Crystal Schenk received an MFA from Portland State University in 2007, and BFA from The School of the Art Institute of Chicago in 1999. She lives and works in Portland, Oregon, USA.
Using a variety of mediums, Schenk’s sculptures address issues of esteem, physical and mental health/illness, class, and social interaction. Much of her subject matter is drawn from her familial history. Rooted in a very private space, the topics she explores are based on experiences we all share—bridging the gap between personal and public. Crystal is interested in the connections between people; the infinite points in time, memory and circumstance where our lives converge. Schenk employs a high degree of skill and craft to her art, earning her a reputation for work that is not just conceptually strong, but adeptly executed as well.
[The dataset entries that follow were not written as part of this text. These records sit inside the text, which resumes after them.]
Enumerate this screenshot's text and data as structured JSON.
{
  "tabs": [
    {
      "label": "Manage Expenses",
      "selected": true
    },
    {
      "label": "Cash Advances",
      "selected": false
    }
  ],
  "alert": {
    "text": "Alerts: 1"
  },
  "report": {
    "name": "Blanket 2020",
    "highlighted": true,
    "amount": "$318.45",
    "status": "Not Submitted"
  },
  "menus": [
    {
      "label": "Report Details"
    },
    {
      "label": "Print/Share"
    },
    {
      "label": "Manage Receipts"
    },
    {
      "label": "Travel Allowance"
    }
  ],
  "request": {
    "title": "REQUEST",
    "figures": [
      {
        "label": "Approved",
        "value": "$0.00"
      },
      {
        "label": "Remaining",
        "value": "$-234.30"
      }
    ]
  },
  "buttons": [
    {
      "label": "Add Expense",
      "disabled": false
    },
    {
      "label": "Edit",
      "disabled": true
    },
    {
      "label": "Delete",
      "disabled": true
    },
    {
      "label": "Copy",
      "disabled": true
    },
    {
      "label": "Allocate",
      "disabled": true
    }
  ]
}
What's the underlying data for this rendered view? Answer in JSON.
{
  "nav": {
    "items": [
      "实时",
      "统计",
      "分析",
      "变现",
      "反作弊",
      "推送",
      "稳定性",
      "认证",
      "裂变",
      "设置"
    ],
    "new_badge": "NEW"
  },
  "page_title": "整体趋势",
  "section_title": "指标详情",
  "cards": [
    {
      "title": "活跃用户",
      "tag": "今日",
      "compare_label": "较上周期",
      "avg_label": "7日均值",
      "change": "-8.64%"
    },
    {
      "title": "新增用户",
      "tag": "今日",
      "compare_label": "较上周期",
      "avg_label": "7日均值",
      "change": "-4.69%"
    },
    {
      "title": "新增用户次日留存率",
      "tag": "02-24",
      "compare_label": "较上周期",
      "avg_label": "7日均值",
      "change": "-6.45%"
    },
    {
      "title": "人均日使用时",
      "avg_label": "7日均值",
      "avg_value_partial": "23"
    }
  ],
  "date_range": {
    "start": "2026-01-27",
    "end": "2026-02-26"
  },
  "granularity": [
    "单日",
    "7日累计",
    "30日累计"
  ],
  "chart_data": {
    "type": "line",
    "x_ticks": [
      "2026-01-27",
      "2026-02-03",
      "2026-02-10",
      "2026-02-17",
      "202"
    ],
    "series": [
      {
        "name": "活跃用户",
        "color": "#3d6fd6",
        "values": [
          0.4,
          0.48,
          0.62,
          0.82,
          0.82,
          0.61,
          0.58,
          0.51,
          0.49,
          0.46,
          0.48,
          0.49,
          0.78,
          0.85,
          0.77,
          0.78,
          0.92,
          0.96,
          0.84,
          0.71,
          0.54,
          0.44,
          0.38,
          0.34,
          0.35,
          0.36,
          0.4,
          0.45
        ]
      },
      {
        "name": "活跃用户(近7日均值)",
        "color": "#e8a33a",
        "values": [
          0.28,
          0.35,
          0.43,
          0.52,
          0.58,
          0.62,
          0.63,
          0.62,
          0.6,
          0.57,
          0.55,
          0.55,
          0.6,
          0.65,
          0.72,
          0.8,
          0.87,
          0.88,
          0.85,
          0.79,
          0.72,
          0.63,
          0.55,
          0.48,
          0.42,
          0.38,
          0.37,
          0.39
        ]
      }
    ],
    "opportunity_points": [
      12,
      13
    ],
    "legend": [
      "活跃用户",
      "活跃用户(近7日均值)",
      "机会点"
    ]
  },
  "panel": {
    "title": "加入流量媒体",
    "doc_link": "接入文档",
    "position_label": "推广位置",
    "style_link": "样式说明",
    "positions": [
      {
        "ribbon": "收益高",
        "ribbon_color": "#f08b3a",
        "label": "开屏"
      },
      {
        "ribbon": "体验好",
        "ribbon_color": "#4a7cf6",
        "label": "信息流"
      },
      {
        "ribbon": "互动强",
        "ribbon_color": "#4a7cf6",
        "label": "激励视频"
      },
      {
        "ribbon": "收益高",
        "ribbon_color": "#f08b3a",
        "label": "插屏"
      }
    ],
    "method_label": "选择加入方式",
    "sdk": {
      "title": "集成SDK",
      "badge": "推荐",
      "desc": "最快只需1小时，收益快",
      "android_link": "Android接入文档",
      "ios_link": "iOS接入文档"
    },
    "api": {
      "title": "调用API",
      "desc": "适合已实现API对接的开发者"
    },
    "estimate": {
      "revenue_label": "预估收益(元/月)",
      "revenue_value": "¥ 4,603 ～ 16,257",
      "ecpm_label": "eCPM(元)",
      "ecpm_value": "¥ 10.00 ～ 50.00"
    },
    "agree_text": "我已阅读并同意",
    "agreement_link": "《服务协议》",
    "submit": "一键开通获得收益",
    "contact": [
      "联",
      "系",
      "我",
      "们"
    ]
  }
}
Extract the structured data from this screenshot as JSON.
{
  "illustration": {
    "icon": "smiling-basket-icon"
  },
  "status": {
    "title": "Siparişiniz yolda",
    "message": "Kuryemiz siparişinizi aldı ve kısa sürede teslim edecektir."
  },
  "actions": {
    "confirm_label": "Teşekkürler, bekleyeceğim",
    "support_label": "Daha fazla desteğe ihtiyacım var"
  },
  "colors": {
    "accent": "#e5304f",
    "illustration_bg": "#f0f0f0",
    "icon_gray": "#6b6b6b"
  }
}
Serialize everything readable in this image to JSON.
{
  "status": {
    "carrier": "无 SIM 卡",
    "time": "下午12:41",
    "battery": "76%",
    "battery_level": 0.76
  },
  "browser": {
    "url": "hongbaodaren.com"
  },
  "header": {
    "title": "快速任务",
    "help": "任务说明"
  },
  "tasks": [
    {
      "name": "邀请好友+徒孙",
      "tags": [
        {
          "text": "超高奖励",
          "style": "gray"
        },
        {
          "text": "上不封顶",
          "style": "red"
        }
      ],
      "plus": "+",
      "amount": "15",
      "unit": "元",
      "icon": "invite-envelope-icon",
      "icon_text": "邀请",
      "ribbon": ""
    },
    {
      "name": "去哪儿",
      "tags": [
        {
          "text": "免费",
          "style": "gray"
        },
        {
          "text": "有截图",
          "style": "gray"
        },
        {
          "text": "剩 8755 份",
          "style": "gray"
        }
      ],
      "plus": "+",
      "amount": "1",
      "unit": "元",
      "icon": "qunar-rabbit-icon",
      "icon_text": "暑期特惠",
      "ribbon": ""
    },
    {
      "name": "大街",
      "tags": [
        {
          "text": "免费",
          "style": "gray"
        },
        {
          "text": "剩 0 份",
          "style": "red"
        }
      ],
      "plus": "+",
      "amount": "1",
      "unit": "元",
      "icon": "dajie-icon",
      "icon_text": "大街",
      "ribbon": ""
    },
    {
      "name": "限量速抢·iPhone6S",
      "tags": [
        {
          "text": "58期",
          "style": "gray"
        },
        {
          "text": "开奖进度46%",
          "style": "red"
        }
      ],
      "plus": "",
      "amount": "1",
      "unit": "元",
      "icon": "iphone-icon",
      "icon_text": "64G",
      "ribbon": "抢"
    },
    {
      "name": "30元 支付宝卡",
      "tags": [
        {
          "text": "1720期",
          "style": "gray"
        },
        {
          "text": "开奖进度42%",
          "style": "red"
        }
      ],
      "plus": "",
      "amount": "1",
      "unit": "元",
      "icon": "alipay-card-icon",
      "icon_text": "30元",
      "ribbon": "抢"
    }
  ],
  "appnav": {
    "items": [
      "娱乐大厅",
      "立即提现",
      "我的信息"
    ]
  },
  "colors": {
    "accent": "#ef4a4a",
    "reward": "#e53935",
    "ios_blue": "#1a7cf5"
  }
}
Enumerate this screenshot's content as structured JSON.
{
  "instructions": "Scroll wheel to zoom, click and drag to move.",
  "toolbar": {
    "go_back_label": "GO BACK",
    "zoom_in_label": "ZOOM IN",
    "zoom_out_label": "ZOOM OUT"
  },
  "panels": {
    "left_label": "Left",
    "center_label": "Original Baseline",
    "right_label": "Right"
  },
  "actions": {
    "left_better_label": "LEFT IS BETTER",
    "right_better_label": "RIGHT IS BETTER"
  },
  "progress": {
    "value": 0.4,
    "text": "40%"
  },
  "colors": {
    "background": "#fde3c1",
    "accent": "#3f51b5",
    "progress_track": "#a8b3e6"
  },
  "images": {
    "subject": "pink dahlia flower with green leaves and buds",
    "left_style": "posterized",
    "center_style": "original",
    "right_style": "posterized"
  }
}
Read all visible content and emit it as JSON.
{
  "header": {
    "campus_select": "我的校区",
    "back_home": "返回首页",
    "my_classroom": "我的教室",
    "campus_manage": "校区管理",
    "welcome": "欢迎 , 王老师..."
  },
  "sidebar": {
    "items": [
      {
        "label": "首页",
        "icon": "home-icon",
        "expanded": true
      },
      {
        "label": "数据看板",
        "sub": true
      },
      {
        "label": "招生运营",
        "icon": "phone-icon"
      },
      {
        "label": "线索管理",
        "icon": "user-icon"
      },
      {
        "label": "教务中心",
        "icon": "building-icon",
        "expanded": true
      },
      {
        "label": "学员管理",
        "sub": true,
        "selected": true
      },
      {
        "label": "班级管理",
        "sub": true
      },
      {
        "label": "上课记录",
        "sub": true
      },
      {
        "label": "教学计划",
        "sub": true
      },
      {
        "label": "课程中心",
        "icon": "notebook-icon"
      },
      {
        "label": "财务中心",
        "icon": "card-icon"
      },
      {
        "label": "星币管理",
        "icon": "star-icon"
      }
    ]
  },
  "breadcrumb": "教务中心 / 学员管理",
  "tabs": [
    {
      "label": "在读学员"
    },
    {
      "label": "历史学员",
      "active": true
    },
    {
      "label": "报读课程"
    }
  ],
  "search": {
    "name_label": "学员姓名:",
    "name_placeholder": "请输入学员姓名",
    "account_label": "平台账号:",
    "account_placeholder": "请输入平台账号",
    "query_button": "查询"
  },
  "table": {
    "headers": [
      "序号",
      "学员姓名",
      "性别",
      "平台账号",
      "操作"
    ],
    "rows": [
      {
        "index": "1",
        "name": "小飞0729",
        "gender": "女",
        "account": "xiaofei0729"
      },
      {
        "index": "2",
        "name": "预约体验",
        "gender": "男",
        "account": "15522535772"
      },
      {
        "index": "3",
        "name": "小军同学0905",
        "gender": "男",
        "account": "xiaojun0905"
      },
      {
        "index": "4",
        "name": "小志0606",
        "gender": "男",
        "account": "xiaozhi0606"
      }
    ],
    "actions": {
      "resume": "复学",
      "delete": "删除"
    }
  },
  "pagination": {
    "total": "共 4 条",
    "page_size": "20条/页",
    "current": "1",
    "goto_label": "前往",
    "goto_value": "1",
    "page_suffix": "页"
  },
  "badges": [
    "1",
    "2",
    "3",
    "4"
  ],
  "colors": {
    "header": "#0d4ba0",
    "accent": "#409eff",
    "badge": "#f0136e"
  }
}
Crystal Schenk was awarded the prestigious International Sculpture Center's Outstanding Student Achievement in Contemporary Sculpture Award for 2006. Her sculpture Have and Have Not was part of a six month ISC exhibit at the Grounds for Sculpture in Hamilton, New Jersey, and has been published in Sculpture and Craft magazines. Schenk subsequently was selected as the recipient of ISC’s artist in residency program at Art-st-urban in Switzerland. This was a six week, fully funded residency during the summer of 2007, which provided both live and work space and the opportunity to meet many of Switzerland’s artists, collectors and curators. While there, Schenk completed a suite of nine new sculptural works, which were featured in a six month solo exhibition at Art-st-urban.
Schenk’s work has been exhibited at galleries in Switzerland, New York, Chicago, Portland, and throughout the Midwest. She is an adjunct professor at The Art Institute of Portland.